I used to get similar in exercise classes as I would go bright red when I got out of breath. I totally get why people were asking me if I was ok then....I probably looked like I was about to have a heart attack!!

aodirjjd · 12/05/2024 15:17

fieldsofbutterflies · 12/05/2024 15:04

But you can comment on all those situations without making reference to someone's choice of outfit.

How?

If we set the scenario that we planned to go for a walk and are meeting at start. It’s really hot outside and I’ve turned up in shorts and a tshirt and they’ve turned up in jeans and a jumper how else are you supposed to say “have you actually checked the weather because you look like you are wearing totally unsuitable clothing and if you insist on that we are going to have to do something else” without commenting on their clothing?

there is nothing rude about asking if someone is comfortable.

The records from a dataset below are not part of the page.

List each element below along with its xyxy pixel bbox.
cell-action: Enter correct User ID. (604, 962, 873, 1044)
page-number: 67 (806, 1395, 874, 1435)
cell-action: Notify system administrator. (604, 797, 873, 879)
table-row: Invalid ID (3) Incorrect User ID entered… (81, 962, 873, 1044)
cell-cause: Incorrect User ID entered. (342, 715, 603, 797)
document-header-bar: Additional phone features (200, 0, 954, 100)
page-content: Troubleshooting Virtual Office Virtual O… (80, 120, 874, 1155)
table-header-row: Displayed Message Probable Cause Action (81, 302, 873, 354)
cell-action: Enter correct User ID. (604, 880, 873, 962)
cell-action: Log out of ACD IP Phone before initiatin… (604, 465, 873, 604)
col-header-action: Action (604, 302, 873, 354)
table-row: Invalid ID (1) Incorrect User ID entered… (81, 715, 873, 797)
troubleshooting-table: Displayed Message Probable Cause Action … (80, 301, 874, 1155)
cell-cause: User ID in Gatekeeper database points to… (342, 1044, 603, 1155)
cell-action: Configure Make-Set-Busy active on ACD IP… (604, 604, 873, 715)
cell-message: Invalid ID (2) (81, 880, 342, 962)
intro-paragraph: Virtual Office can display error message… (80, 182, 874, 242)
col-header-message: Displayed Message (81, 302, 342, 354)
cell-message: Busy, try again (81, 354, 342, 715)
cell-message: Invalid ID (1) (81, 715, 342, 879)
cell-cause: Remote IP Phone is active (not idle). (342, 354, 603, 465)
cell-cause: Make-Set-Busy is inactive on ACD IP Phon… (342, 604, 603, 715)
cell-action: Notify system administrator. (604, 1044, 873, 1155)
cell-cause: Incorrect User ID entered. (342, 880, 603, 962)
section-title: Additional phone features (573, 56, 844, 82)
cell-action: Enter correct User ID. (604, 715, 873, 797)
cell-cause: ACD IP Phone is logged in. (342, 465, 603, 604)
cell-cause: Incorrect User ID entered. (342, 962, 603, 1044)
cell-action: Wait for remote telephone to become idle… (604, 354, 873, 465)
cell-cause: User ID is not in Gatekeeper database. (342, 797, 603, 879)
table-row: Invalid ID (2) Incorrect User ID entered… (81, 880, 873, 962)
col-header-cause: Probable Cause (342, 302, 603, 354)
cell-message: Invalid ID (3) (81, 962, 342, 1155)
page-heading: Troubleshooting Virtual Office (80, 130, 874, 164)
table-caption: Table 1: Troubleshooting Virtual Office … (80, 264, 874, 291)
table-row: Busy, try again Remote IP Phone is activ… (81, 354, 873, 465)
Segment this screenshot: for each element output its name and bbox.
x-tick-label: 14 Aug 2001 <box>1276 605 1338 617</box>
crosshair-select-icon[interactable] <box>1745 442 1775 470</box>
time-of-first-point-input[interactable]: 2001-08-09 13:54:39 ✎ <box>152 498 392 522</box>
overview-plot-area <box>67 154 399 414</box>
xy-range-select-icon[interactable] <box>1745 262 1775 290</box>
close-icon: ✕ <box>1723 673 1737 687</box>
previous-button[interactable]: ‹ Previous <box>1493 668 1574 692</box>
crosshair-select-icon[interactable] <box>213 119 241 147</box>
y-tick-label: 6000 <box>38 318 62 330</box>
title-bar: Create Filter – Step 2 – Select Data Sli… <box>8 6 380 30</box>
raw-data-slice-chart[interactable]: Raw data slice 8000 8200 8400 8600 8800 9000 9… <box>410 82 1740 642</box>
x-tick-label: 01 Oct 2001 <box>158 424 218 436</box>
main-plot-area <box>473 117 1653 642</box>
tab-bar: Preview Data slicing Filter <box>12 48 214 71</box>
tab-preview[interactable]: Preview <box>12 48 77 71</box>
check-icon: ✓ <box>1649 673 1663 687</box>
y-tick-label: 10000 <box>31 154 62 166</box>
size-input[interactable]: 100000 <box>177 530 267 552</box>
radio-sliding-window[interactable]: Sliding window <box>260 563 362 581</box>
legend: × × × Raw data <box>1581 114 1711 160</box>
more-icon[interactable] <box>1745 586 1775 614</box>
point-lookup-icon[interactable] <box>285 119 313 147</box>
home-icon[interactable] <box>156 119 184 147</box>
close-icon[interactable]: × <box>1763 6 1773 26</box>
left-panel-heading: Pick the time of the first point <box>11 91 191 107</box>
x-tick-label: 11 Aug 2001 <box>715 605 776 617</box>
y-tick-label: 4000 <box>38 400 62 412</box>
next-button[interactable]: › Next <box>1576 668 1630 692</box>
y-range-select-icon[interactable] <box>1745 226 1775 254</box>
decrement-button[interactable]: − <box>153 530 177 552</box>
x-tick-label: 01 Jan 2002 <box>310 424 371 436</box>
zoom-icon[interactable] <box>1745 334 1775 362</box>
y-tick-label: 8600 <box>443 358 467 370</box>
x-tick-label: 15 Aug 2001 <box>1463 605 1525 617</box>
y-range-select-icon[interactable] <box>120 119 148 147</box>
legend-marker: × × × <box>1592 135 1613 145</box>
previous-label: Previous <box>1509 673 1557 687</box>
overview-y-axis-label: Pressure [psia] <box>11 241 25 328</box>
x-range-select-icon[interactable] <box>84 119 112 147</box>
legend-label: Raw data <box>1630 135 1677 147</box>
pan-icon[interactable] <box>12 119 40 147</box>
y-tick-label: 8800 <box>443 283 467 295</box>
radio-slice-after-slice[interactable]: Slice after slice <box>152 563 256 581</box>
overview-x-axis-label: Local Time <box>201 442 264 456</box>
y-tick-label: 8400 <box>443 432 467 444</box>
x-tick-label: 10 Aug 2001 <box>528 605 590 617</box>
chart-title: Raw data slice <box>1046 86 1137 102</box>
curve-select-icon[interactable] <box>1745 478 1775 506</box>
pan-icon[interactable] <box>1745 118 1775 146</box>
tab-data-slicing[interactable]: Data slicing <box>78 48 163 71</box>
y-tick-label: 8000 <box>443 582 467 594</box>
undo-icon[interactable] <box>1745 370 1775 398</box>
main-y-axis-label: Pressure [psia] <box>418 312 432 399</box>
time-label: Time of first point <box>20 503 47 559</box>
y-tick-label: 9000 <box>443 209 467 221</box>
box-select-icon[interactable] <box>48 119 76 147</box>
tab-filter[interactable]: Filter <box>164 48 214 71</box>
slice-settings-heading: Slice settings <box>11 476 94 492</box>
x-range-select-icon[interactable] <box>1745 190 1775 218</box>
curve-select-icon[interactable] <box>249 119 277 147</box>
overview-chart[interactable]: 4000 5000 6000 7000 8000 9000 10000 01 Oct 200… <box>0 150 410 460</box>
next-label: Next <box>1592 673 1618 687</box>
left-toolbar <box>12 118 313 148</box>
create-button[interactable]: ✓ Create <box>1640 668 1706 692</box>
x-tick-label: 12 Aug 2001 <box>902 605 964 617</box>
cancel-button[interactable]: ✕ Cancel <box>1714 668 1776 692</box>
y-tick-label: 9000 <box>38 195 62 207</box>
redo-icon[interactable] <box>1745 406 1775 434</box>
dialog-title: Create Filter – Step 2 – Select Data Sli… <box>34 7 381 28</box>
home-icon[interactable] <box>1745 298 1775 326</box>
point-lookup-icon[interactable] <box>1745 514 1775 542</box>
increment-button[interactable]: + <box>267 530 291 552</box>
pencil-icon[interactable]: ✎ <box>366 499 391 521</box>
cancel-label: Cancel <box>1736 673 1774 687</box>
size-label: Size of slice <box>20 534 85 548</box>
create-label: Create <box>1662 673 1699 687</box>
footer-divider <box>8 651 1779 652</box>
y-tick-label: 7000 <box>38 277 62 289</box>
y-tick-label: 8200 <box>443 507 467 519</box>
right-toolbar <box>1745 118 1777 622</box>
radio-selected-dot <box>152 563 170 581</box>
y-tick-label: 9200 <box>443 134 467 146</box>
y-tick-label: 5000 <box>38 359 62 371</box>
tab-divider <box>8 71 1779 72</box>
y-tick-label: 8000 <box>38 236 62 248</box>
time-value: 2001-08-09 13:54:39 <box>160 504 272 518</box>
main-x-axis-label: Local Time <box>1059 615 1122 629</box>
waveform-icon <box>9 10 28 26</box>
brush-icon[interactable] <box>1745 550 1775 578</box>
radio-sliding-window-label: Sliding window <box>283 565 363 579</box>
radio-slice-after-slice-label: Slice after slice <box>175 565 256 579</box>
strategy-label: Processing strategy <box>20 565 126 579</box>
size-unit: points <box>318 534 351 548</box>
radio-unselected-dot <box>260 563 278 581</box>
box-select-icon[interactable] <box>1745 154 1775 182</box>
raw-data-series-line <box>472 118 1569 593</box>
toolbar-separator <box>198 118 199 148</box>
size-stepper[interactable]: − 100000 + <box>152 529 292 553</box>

Disturbia81 · 12/05/2024 15:19

Yes some will just be friendly/innocent but there is usually an undercurrent of references to weight, self consciousness, wanting to make themselves feel good by making you feel shit. Don't pretend many women don't have that competitive bitchy streak. Just don't comment, plenty to talk about without making someone feel shite. I've had it at fat times in my life, never get asked when I'm thin and wearing a cardy in summer.
There are very judgemental people around. I know one who is constantly telling his daughter to wear longer coverings on her arms. She's 45 and morbidly obese and loves having her arms out and doesn't listen to him. But he is always making comments about it and other people showing body parts.
People should wear what the fuck they like without comment

RichardsGear · 12/05/2024 15:19

WildRosesForCathy · 12/05/2024 15:06

It's the kind of comment that should be reserved for toddlers who want to wear a wooly jumper in the middle of a heatwave.
Not something that needs pointing out to adults. It's not a conversation starter either,
"Won't you be hot it that?"
"Yes probably, but this is what I'm wearing"
Or
"No, this is what I'm comfortable in"
Scintillating chat right there.

I don't think it's intended as witty repartee.

In my younger days I would often cover up with denim jacket or similar because I felt self-conscious. Sometimes a friend would say why don't you take your jacket off, it's lovely and sunny, I'd say God no, you know I hate my arms, they'd roll their eyes and say don't be daft and that would be the end of it.

I couldn't give a monkey's fart about my arms now.

dizzydizzydizzy · 12/05/2024 15:21

I get you OP. I am overweight. DM has recently lost lots of weight. Nearly every time we see each other, she makes some irritating and unnecessary comment on my clothes.